There are requisite nods to design history: The Gio Ponti-esque perforations in the doors White installed outside and in the window shades in the primary bath, the blue chip furnishings like a Charles Rennie Mackintosh Hill House chair, and a Harvey Probber sofa. But White didn’t get too caught up in specific references. Rather, he and his client worked to create sensations. The staircase should feel triumphant, like when Diana Ross performed in Central Park in 1983 during a torrential downpour. The living room should have an air of seduction, like that electric flirtation between Steve McQueen and Faye Dunaway in The Thomas Crown Affair.

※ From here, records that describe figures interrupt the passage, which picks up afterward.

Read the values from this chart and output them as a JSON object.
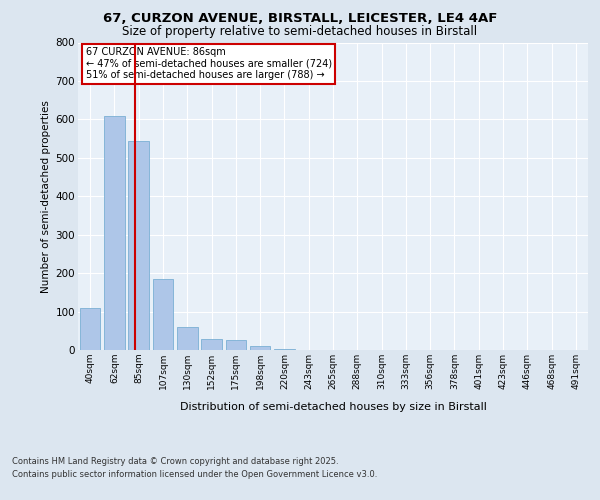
{
  "title_line1": "67, CURZON AVENUE, BIRSTALL, LEICESTER, LE4 4AF",
  "title_line2": "Size of property relative to semi-detached houses in Birstall",
  "xlabel": "Distribution of semi-detached houses by size in Birstall",
  "ylabel": "Number of semi-detached properties",
  "categories": [
    "40sqm",
    "62sqm",
    "85sqm",
    "107sqm",
    "130sqm",
    "152sqm",
    "175sqm",
    "198sqm",
    "220sqm",
    "243sqm",
    "265sqm",
    "288sqm",
    "310sqm",
    "333sqm",
    "356sqm",
    "378sqm",
    "401sqm",
    "423sqm",
    "446sqm",
    "468sqm",
    "491sqm"
  ],
  "values": [
    110,
    610,
    545,
    185,
    60,
    28,
    25,
    10,
    3,
    0,
    0,
    0,
    0,
    0,
    0,
    0,
    0,
    0,
    0,
    0,
    0
  ],
  "bar_color": "#aec6e8",
  "bar_edge_color": "#7aafd4",
  "vline_x": 1.85,
  "vline_color": "#cc0000",
  "annotation_title": "67 CURZON AVENUE: 86sqm",
  "annotation_line2": "← 47% of semi-detached houses are smaller (724)",
  "annotation_line3": "51% of semi-detached houses are larger (788) →",
  "annotation_box_color": "#cc0000",
  "ylim": [
    0,
    800
  ],
  "yticks": [
    0,
    100,
    200,
    300,
    400,
    500,
    600,
    700,
    800
  ],
  "footer_line1": "Contains HM Land Registry data © Crown copyright and database right 2025.",
  "footer_line2": "Contains public sector information licensed under the Open Government Licence v3.0.",
  "bg_color": "#dce6f0",
  "plot_bg_color": "#e8f0f8"
}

Of course, there were also things she simply needed. Out-of-sight storage for her extensive collections of fashion, jewelry, art, and design (her bedroom was wrapped in built-in cabinetry), a functional office space, and outdoor areas that could operate as extensions of the living room are all examples. For the outdoor areas, White tapped landscape architect Margot Jacobs of Lay of the Land to create the landscape from scratch, craning in giant olive trees over the top of the house and going out to the desert and selecting stone specimens for a Roberto Burle Marx-inspired rock garden.

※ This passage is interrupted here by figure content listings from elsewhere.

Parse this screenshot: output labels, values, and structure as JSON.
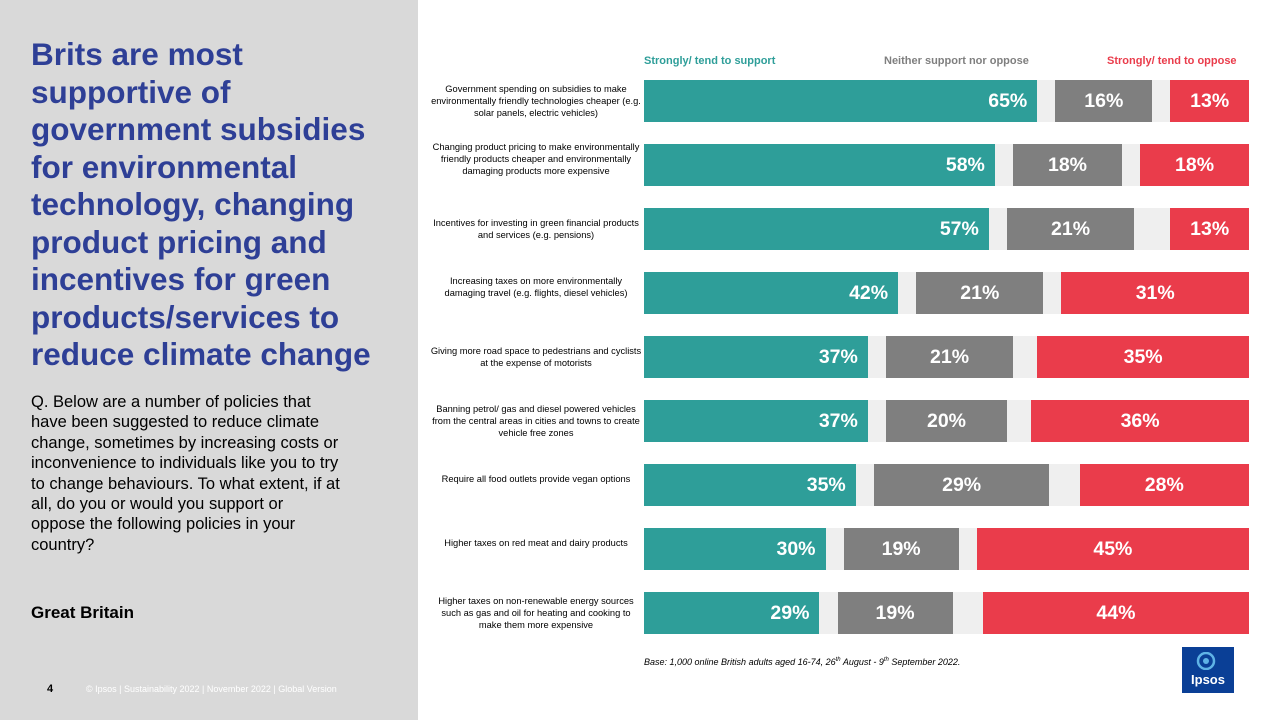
{
  "slide": {
    "headline": "Brits are most supportive of government subsidies for environmental technology, changing product pricing and incentives for green products/services to reduce climate change",
    "question": "Q. Below are a number of policies that have been suggested to reduce climate change, sometimes by increasing costs or inconvenience to individuals like you to try to change behaviours. To what extent, if at all, do you or would you support or oppose the following policies in your country?",
    "country": "Great Britain",
    "page_number": "4",
    "footer": "© Ipsos | Sustainability 2022 | November 2022 | Global Version",
    "base_note": {
      "pre": "Base: 1,000 online British adults aged 16-74, 26",
      "sup1": "th",
      "mid": " August - 9",
      "sup2": "th",
      "post": " September 2022."
    },
    "logo_text": "Ipsos"
  },
  "colors": {
    "support": "#2e9e99",
    "neither": "#7f7f7f",
    "oppose": "#ea3c4b",
    "headline": "#2e3f96",
    "logo": "#0a3f96"
  },
  "chart_data": {
    "type": "bar",
    "orientation": "horizontal",
    "stacking": "diverging (support left, neither centre, oppose right)",
    "legend": [
      "Strongly/ tend to support",
      "Neither support nor oppose",
      "Strongly/ tend to oppose"
    ],
    "value_suffix": "%",
    "categories": [
      "Government spending on subsidies to make environmentally friendly technologies cheaper (e.g. solar panels, electric vehicles)",
      "Changing product pricing to make environmentally friendly products cheaper and environmentally damaging products more expensive",
      "Incentives for investing in green financial products and services (e.g. pensions)",
      "Increasing taxes on more environmentally damaging travel (e.g. flights, diesel vehicles)",
      "Giving more road space to pedestrians and cyclists at the expense of motorists",
      "Banning petrol/ gas and diesel powered vehicles from the central areas in cities and towns to create vehicle free zones",
      "Require all food outlets provide vegan options",
      "Higher taxes on red meat and dairy products",
      "Higher taxes on non-renewable energy sources such as gas and oil for heating and cooking to make them more expensive"
    ],
    "series": [
      {
        "name": "Strongly/ tend to support",
        "values": [
          65,
          58,
          57,
          42,
          37,
          37,
          35,
          30,
          29
        ]
      },
      {
        "name": "Neither support nor oppose",
        "values": [
          16,
          18,
          21,
          21,
          21,
          20,
          29,
          19,
          19
        ]
      },
      {
        "name": "Strongly/ tend to oppose",
        "values": [
          13,
          18,
          13,
          31,
          35,
          36,
          28,
          45,
          44
        ]
      }
    ],
    "xlim": [
      0,
      100
    ]
  }
}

New purchases followed gut impulse—when they were driving down Beverly Boulevard and spotted a pair of towering, textile-topped Matthias Vriens lamps in the window of Atelier MVM, they pulled over to snap them up that second. When they visited Minjae Kim’s debut solo show at Marta gallery earlier this year, they purchased his fiberglass-and-lacquered teak chaise longue. “I am not driven by who is the trendiest, who is the best, what’s the resale,” the client says. “I never ask those questions. If it moves me, I buy it. If I love it, I buy it. If I get a feeling, I buy it.”

Pieces by current design stars—a Rick Owens chair and a custom chandelier by Lindsey Adelma—mix in with tried-and-true classics that the client had collected over the years. A metal inlaid 1970s cocktail table by Jean Claude Dresse is a stunner in the library. Elsewhere, a suite of 1975 Vladamir Kagan dining chairs gathers around a table topped with the cult favorite design trophy of the early 2000s: Two shimmering Swarovski Tord Boontje chandeliers, purchased at the erstwhile design mecca, Moss. “I’ve taken those to four homes, and I told my daughter, Whether you like them or not, I’m giving them to you,” the client says with a laugh.

In the process of cataloguing his client’s vast collection, White found himself—more and more—shopping within what she already owned. That’s when they pulled out the Mackintosh chair, which was perfect for beneath the staircase. And they even came across a fabulous portrait of the client’s grandmother, who now casts a watchful gaze in the guest bedroom. That portrait mixes in with a serious collection of blue chip artwork by the likes of Lorna Simpson, Kara Walker, Vanessa Beecroft, and even Henri Matisse.

The house, these days, is filled with stories—stories of the things in it and the people who live among them. As White says, “It’s a love letter to my client—a complete reflection of her.” The client is as satisfied as she knew she would be: “There’s no room that you go into that you don’t feel at home.”